For the wine farmer, Touriga Franca is a nice variety. It is fairly easy to grow, it has quite a bit of tolerance for different climates, and it gives good yields. Flavours are light, red berries, flowery, sometimes also with a touch of dark skinned berries as well. The wines tend to be of a fairly light body.
Traditionally, Touriga Franca will not produce high quality varietal wines, but as a table wine it is more than sufficient. As is common in Portugal, it is however more often blended with Touriga Nacional, Tinta Roriz (e.g. Tempranillo) than presented as a dry varietal wine.
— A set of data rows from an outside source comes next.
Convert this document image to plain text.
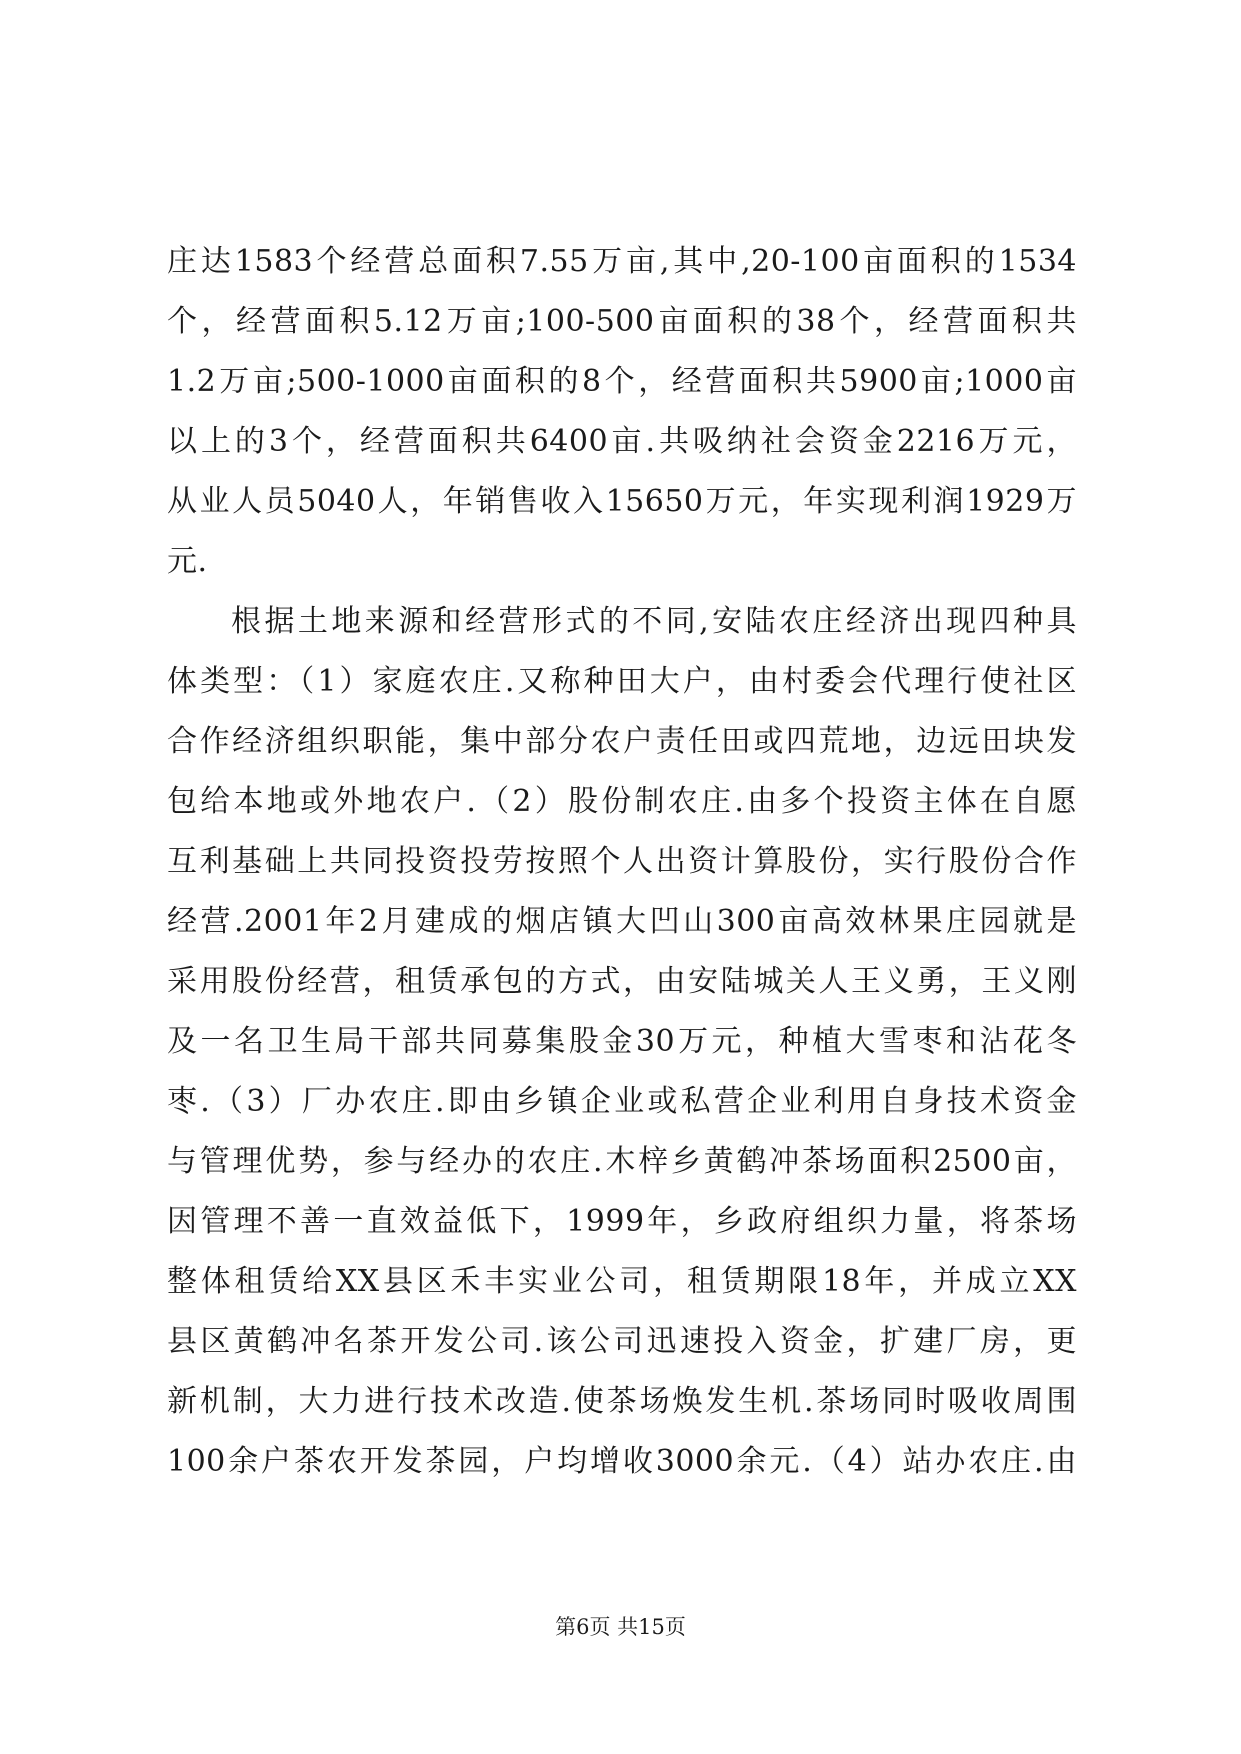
庄达1583个经营总面积7.55万亩,其中,20-100亩面积的1534
个，经营面积5.12万亩;100-500亩面积的38个，经营面积共
1.2万亩;500-1000亩面积的8个，经营面积共5900亩;1000亩
以上的3个，经营面积共6400亩.共吸纳社会资金2216万元，
从业人员5040人，年销售收入15650万元，年实现利润1929万
元.
根据土地来源和经营形式的不同,安陆农庄经济出现四种具
体类型：（1）家庭农庄.又称种田大户，由村委会代理行使社区
合作经济组织职能，集中部分农户责任田或四荒地，边远田块发
包给本地或外地农户.（2）股份制农庄.由多个投资主体在自愿
互利基础上共同投资投劳按照个人出资计算股份，实行股份合作
经营.2001年2月建成的烟店镇大凹山300亩高效林果庄园就是
采用股份经营，租赁承包的方式，由安陆城关人王义勇，王义刚
及一名卫生局干部共同募集股金30万元，种植大雪枣和沾花冬
枣.（3）厂办农庄.即由乡镇企业或私营企业利用自身技术资金
与管理优势，参与经办的农庄.木梓乡黄鹤冲茶场面积2500亩，
因管理不善一直效益低下，1999年，乡政府组织力量，将茶场
整体租赁给XX县区禾丰实业公司，租赁期限18年，并成立XX
县区黄鹤冲名茶开发公司.该公司迅速投入资金，扩建厂房，更
新机制，大力进行技术改造.使茶场焕发生机.茶场同时吸收周围
100余户茶农开发茶园，户均增收3000余元.（4）站办农庄.由
第6页 共15页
This blend is also one of the most common one’s when it is used for producing Port wine.
You will have to go to Douro to find a dry varietal Touriga Franca, and it might take you some time to actually find one. They do exist but are quite difficult to come by. A dry Touriga Franca, blended with Touriga Nacional, Tinta Roriz, and/or maybe another indigenous variety, is a lot easier to find. The best expressions you’re likely to find in Douro, although they can vary quite a lot in style and quality.
A dry Touriga Franca blend – as
described above – will be a nice pairing with a pork or lamb dish. The
wine is best served at 15°C/59°F – 17°C/63°F.
Where is it grown?
Touriga Franca is Portugal’s second most planted variety. It is reported to be planted on
11.582 ha/28,621 ac (an increase of 74% in ten years). In spite of being number 2 in the MPG ranking, its PTPA is only 7%, meaning that there are several varieties (e.g. not only a few) which are commercially important in Portugal. Most plantings are in Douro in north-eastern Portugal.
Outside of Portugal there are reports of plantings from three countries, Romania, South Africa and Argentina. As they however share as little as 8 ha/19 ac between them, plantings are of experimental size.
Touriga Franca is recognised as being from north-eastern Portugal, most likely from the Douro wine region. It has been shown that it is a cross between Portugal’s national variety Touriga Nacional and Marufo.